V-Zero
Haoxiang Sun1,*, Zhihang Yi1,*, Langxuan Deng1, Yuhao Zhou1, Peiqi Jia2, Jian Zhao3, Li Yuan4, Jiancheng Lv1, Tao Wang1,†
1 Sichuan University 2 Xi’an Jiaotong University 3 TeleAI of China Telecom 4 Peking University
* Equal contribution. † Corresponding author.
Overview
V-Zero improves fine-grained visual reasoning without annotated answer labels. The student model samples on-policy reasoning trajectories from the full image, while a teacher model replays the same trajectories with paired positive and negative visual evidence views. By contrasting teacher support under the task-relevant crop and an irrelevant crop, V-Zero estimates how well each trajectory is grounded in visual evidence and uses this signal to gate dense token-level distillation. The resulting training objective keeps standard full-image inference unchanged while providing answer-label-free supervision for localized visual reasoning.
Motivation
Fine-grained visual reasoning remains challenging for multimodal large language models. Many tasks require the model to identify small objects, read local text, compare subtle visual attributes, or reason over a localized region in a complex image. In these cases, a model may produce a plausible answer from language priors without actually grounding its response in the correct visual evidence.
Supervised fine-tuning can improve this behavior, but it requires annotated answers. Reinforcement learning can optimize final correctness, but the reward is usually sparse and expensive. Standard distillation provides dense token-level supervision, but the teacher signal may not distinguish whether a token is supported by the image or merely favored by language prior.
V-Zero addresses this gap by asking a different question:
Instead of only asking whether the teacher supports a student-generated token, can we ask whether the teacher supports it because of the relevant visual evidence?

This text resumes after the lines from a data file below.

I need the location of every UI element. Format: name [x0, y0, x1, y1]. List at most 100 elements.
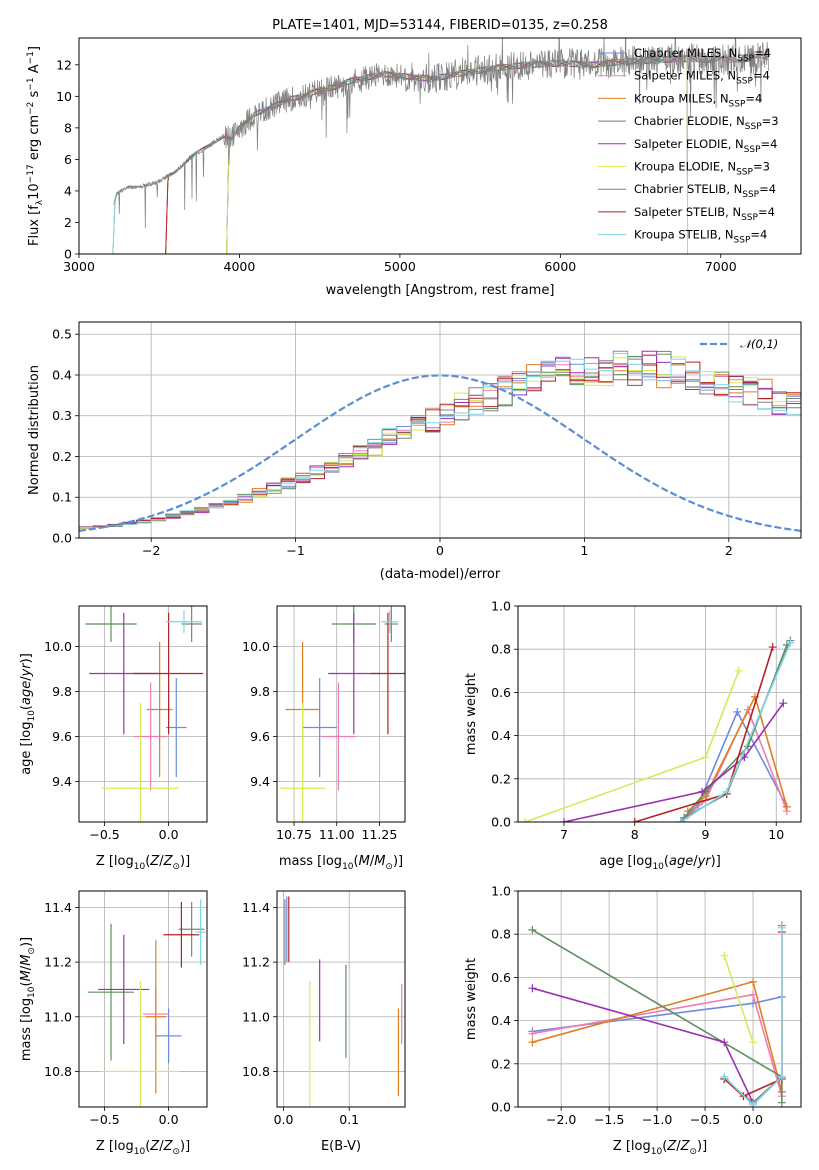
- label-part: =4: [753, 69, 770, 83]
- legend-entry: Kroupa MILES, NSSP=4: [634, 91, 762, 109]
- label-part: SSP: [745, 122, 762, 132]
- axes-frame: [78, 37, 802, 255]
- weight-line: [680, 642, 792, 822]
- x-axis-label: Z [log10(Z/Z⊙)]: [96, 1139, 190, 1157]
- label-part: age [log: [19, 722, 34, 775]
- x-tick-label: 0.0: [159, 827, 179, 842]
- label-part: age: [669, 854, 693, 869]
- weight-marker: [734, 666, 743, 675]
- label-part: Salpeter MILES, N: [634, 69, 736, 83]
- label-part: SSP: [742, 190, 759, 200]
- label-part: Z [log: [96, 854, 134, 869]
- y-axis-label: age [log10(age/yr)]: [19, 653, 37, 775]
- label-part: erg cm: [27, 115, 42, 164]
- label-part: Z: [149, 854, 160, 869]
- chart-spectrum: 3000 4000 5000 6000 7000 0 2 4 6 8 10 12 PLATE=1401,…: [26, 18, 802, 298]
- x-tick-label: 0.0: [274, 1112, 294, 1127]
- y-tick-label: 0.0: [491, 815, 511, 830]
- y-tick-label: 9.6: [250, 729, 270, 744]
- y-tick-label: 9.8: [250, 684, 270, 699]
- x-tick-label: −0.5: [690, 1112, 720, 1127]
- label-part: /: [19, 676, 34, 681]
- y-tick-label: 0.0: [491, 1100, 511, 1115]
- y-tick-label: 0.2: [52, 449, 72, 464]
- label-part: (: [662, 1139, 667, 1154]
- y-tick-label: 11.2: [242, 955, 270, 970]
- normal-curve: [79, 374, 801, 532]
- y-tick-label: 11.4: [44, 900, 72, 915]
- weight-marker: [720, 1072, 729, 1081]
- y-tick-label: 6: [64, 152, 72, 167]
- weight-marker: [701, 753, 710, 762]
- x-tick-label: −1.5: [594, 1112, 624, 1127]
- label-part: )]: [19, 653, 34, 663]
- label-part: ]: [27, 46, 42, 51]
- y-tick-label: 0.8: [491, 642, 511, 657]
- label-part: A: [27, 64, 42, 77]
- legend-entry: 𝒩(0,1): [740, 337, 778, 351]
- label-part: 10: [651, 1147, 663, 1157]
- x-tick-label: −0.5: [89, 1112, 119, 1127]
- y-tick-label: 0.4: [491, 728, 511, 743]
- weight-marker: [749, 1038, 758, 1047]
- y-tick-label: 0.0: [52, 531, 72, 546]
- label-part: ⊙: [385, 862, 393, 872]
- weight-marker: [528, 1029, 537, 1038]
- label-part: =4: [745, 91, 762, 105]
- label-part: Z: [163, 1139, 174, 1154]
- weight-marker: [779, 699, 788, 708]
- label-part: Z: [163, 854, 174, 869]
- chart-weight_vs_age: 7 8 9 10 0.0 0.2 0.4 0.6 0.8 1.0 mass weight age [l…: [464, 599, 802, 872]
- label-part: SSP: [736, 168, 753, 178]
- weight-marker: [528, 1038, 537, 1047]
- label-part: Z [log: [96, 1139, 134, 1154]
- weight-marker: [630, 818, 639, 822]
- x-axis-label: wavelength [Angstrom, rest frame]: [326, 283, 555, 298]
- label-part: =4: [750, 228, 767, 242]
- label-part: age: [19, 681, 34, 705]
- label-part: SSP: [741, 213, 758, 223]
- y-tick-label: 9.8: [52, 684, 72, 699]
- weight-marker: [733, 707, 742, 716]
- x-axis-label: Z [log10(Z/Z⊙)]: [613, 1139, 707, 1157]
- label-part: λ: [35, 199, 45, 205]
- label-part: )]: [393, 854, 403, 869]
- weight-marker: [528, 984, 537, 993]
- y-tick-label: 0.8: [491, 927, 511, 942]
- legend-entry: Salpeter STELIB, NSSP=4: [634, 205, 775, 223]
- plot-area: [79, 606, 207, 822]
- chart-weight_vs_Z: −2.0 −1.5 −1.0 −0.5 0.0 0.0 0.2 0.4 0.6 0.8 1.0 mas…: [464, 884, 802, 1157]
- y-tick-label: 0.4: [52, 367, 72, 382]
- y-tick-label: 11.4: [242, 900, 270, 915]
- model-spectrum-line: [165, 54, 769, 254]
- chart-title: PLATE=1401, MJD=53144, FIBERID=0135, z=0…: [272, 18, 608, 33]
- x-axis-label: Z [log10(Z/Z⊙)]: [96, 854, 190, 872]
- plot-area: [518, 891, 801, 1107]
- label-part: 10: [134, 862, 146, 872]
- x-tick-label: 1: [580, 543, 588, 558]
- weight-marker: [521, 818, 530, 822]
- y-tick-label: 10.0: [44, 639, 72, 654]
- weight-line: [680, 644, 788, 822]
- y-tick-label: 11.2: [44, 955, 72, 970]
- label-part: /: [693, 854, 698, 869]
- label-part: (: [19, 981, 34, 986]
- x-tick-label: 10: [768, 827, 784, 842]
- y-tick-label: 11.0: [44, 1009, 72, 1024]
- y-tick-label: 0.1: [52, 490, 72, 505]
- y-tick-label: 10: [56, 89, 72, 104]
- weight-marker: [782, 802, 791, 811]
- x-axis-label: E(B-V): [321, 1139, 361, 1154]
- axes-frame: [517, 890, 802, 1108]
- label-part: /: [676, 1139, 681, 1154]
- plot-area: [79, 322, 801, 538]
- label-part: mass [log: [279, 854, 342, 869]
- label-part: 10: [27, 986, 37, 998]
- y-tick-label: 1.0: [491, 599, 511, 614]
- label-part: Z: [680, 1139, 691, 1154]
- label-part: M: [359, 854, 370, 869]
- plot-area: [277, 891, 405, 1107]
- axes-frame: [276, 605, 406, 823]
- y-tick-label: 2: [64, 215, 72, 230]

This leads to an answer-label-free training framework that uses visual evidence contrast as the supervision signal.
Method
V-Zero consists of three main components:
- Full-image on-policy rollout
- Teacher replay with positive and negative evidence
- Contrastive evidence-gated distillation
Full-Image On-Policy Rollout
The student model receives the original full image and the question prompt. It then samples reasoning trajectories from its current policy.

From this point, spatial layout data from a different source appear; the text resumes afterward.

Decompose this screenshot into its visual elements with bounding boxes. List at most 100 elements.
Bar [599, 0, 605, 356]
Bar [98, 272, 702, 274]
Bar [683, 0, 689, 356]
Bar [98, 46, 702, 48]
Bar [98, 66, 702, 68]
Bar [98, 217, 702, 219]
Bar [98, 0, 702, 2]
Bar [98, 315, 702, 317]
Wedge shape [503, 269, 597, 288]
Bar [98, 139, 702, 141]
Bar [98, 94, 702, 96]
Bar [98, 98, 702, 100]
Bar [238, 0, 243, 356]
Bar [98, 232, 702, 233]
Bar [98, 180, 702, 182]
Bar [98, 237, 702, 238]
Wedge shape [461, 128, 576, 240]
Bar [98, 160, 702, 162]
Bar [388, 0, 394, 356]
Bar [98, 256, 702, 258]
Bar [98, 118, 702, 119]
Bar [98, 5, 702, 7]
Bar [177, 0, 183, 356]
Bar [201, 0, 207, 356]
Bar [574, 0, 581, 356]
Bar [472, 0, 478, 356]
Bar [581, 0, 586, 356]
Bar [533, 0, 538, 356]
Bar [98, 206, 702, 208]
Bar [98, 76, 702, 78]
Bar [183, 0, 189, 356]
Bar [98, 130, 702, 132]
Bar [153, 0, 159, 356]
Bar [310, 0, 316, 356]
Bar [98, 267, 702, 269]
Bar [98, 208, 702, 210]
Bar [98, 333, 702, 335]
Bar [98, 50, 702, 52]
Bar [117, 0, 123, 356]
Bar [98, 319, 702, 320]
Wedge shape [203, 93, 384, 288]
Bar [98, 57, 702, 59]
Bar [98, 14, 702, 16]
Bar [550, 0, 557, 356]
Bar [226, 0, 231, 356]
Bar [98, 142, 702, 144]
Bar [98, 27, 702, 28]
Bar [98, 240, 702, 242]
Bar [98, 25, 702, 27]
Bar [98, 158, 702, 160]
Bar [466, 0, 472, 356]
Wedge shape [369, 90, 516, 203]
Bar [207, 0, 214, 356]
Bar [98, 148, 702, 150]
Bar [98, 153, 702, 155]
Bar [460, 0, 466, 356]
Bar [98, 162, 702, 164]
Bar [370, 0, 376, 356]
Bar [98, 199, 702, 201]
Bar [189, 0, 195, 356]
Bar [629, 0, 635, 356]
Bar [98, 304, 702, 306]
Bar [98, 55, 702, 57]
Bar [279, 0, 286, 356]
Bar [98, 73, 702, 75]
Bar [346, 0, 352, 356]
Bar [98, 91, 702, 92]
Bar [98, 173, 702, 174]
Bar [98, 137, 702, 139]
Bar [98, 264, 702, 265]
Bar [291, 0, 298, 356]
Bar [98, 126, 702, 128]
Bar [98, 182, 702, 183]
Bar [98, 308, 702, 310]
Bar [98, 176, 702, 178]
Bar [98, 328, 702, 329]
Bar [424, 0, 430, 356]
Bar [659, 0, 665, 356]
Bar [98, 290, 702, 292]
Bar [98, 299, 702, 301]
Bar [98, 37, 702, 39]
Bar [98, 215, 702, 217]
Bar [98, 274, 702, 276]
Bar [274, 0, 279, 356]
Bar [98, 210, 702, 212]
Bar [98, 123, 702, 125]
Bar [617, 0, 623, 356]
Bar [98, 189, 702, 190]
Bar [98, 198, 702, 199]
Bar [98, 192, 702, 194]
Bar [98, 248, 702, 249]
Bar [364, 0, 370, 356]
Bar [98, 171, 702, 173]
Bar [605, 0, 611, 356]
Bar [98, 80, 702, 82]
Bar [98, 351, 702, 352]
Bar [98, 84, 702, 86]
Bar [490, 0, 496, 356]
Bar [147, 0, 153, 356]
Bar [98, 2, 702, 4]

This on-policy design is important because the student is trained on its own generated distribution rather than a fixed teacher-generated trajectory. As a result, the training process directly optimizes the states that the student actually visits during generation.
Formally, for an image-question input x, the student samples:
y ~ π_student(. | x)
where y is the generated reasoning trajectory or answer sequence.
Teacher Replay with Evidence Views
After the student produces a trajectory, the teacher model does not generate a new answer. Instead, it replays the same student trajectory under two different visual contexts:
- Positive evidence view: a crop that contains the task-relevant visual evidence.
- Negative evidence view: a crop that removes or replaces the relevant evidence with irrelevant visual content.
The teacher computes token-level log probabilities under both views:
log p_teacher(y | positive evidence)
log p_teacher(y | negative evidence)
If the teacher assigns much higher probability to a token under the positive evidence view than under the negative evidence view, this suggests that the token is supported by the relevant visual region.
If the two probabilities are similar, the token may be mostly explained by language prior, formatting bias, or non-visual reasoning.
Contrastive Evidence Gating
V-Zero uses the difference between positive and negative teacher support to estimate evidence grounding:
evidence score = log p_teacher(y | positive evidence)
- log p_teacher(y | negative evidence)
This evidence score is transformed into a gating weight. Tokens or trajectories with stronger positive evidence support receive larger distillation weights, while weakly grounded tokens are down-weighted.
In this way, V-Zero does not blindly imitate the teacher. It selectively distills the teacher signal that is more likely to be grounded in the correct visual evidence.
Evidence-Gated Distillation
The final objective applies dense token-level distillation, weighted by the contrastive evidence gate.
The positive evidence view provides the main teacher signal. The negative evidence view is not used to teach the student what to say; instead, it is used to judge whether the positive-view supervision is visually meaningful.
This design keeps the benefits of token-level distillation while reducing the risk of distilling ungrounded or language-prior-driven signals.
Why V-Zero?
V-Zero has several practical advantages:
No annotated answer labels V-Zero does not require human-written ground-truth answers for training.
On-policy training The student is optimized on its own generated trajectories, reducing the mismatch between training and inference.
Dense token-level supervision Unlike sparse reward-based learning, V-Zero provides fine-grained token-level learning signals.
Evidence-aware distillation The contrast between positive and negative visual evidence helps identify which tokens are truly grounded.
Standard full-image inference Evidence crops are only used during training. At inference time, the student model still takes the original full image as input.